Bank of England increases rates a quarter point, triggering fears of a housing slowdown
The Bank of England has raised interest rates a quarter point today, as widely expected, raising fears of a slowdown in the housing market.
Interest rates increased from 0.25% to 5%. The last rate rise was in August to 4.75%.
Marén Balduaf, an economist at the Construction Products Association, said: "There has been a moderate pickup in consumer confidence and this rise could dampen that. It may also end the recent strengthening gin the housing market.”
“Any firms that are directly or indirectly dependent on consumers will feel the impact of this rise.”
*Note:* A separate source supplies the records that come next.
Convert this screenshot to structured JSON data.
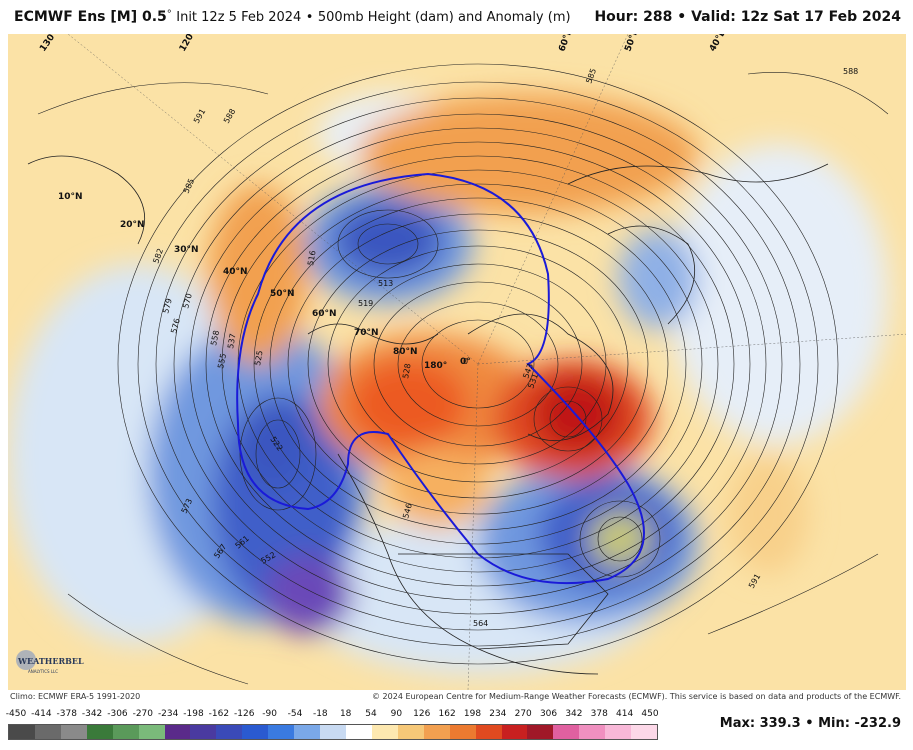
{
  "header": {
    "model": "ECMWF Ens [M] 0.5",
    "degree": "°",
    "init": "Init 12z 5 Feb 2024",
    "bullet": "•",
    "field": "500mb Height (dam) and Anomaly (m)",
    "hour_label": "Hour:",
    "hour": "288",
    "valid_label": "Valid:",
    "valid": "12z Sat 17 Feb 2024"
  },
  "map": {
    "lat_labels": [
      "10°N",
      "20°N",
      "30°N",
      "40°N",
      "50°N",
      "60°N",
      "70°N",
      "80°N"
    ],
    "lon_labels": [
      "130°E",
      "120°E",
      "180°",
      "0°",
      "60°E",
      "50°E",
      "40°E"
    ],
    "contour_labels": [
      "591",
      "588",
      "585",
      "582",
      "579",
      "576",
      "570",
      "564",
      "558",
      "555",
      "552",
      "546",
      "543",
      "537",
      "531",
      "528",
      "525",
      "522",
      "519",
      "516",
      "513",
      "567",
      "573",
      "561",
      "0"
    ],
    "logo_text": "WEATHERBELL",
    "logo_sub": "ANALYTICS LLC"
  },
  "credits": {
    "climo": "Climo: ECMWF ERA-5 1991-2020",
    "copyright": "© 2024 European Centre for Medium-Range Weather Forecasts (ECMWF). This service is based on data and products of the ECMWF."
  },
  "colorbar": {
    "ticks": [
      "-450",
      "-414",
      "-378",
      "-342",
      "-306",
      "-270",
      "-234",
      "-198",
      "-162",
      "-126",
      "-90",
      "-54",
      "-18",
      "18",
      "54",
      "90",
      "126",
      "162",
      "198",
      "234",
      "270",
      "306",
      "342",
      "378",
      "414",
      "450"
    ],
    "colors": [
      "#4a4a4a",
      "#6a6a6a",
      "#8a8a8a",
      "#3a7a3a",
      "#5a9a5a",
      "#7aba7a",
      "#5a2a8a",
      "#4a3aa0",
      "#3a4ab8",
      "#2a5ad0",
      "#3a7ae0",
      "#7aa8e8",
      "#c8daf2",
      "#ffffff",
      "#fde8b0",
      "#f6c878",
      "#f2a050",
      "#ec7a30",
      "#e04a20",
      "#c82020",
      "#a01828",
      "#e060a0",
      "#f090c0",
      "#f8b8d8",
      "#fcd8e8"
    ]
  },
  "stats": {
    "max_label": "Max:",
    "max": "339.3",
    "sep": "•",
    "min_label": "Min:",
    "min": "-232.9"
  }
}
David Bexon, managing director of SmartNewHomes.com, said: “The 0.25% rise was a dangerous decision and could prove extremely detrimental to the market. The Bank of England would have been well advised to listen to recent calls from industry and hold rates, at least until the end of 2006.
“The new homes market has slowly started to show signs of growth over recent months, with the average price of a new home up (0.7%) in October, for the first time since May. A rise in interest rates now could seriously damage buyer confidence at a time when recent growth has been predominately restricted to London and the south east. “
However Philip Davies, chief executive of Linden Homes, disagreed with the doomsayers: "Today's interest rate rise was widely expected and the majority of homeowners had already priced it in, so I do not expect it to have a significant impact on the housing market.
"A further rise in December or January, however, would have a detrimental effect on consumer confidence, so I await the minutes of today's MPC meeting with anticipation to see how the committee members voted.”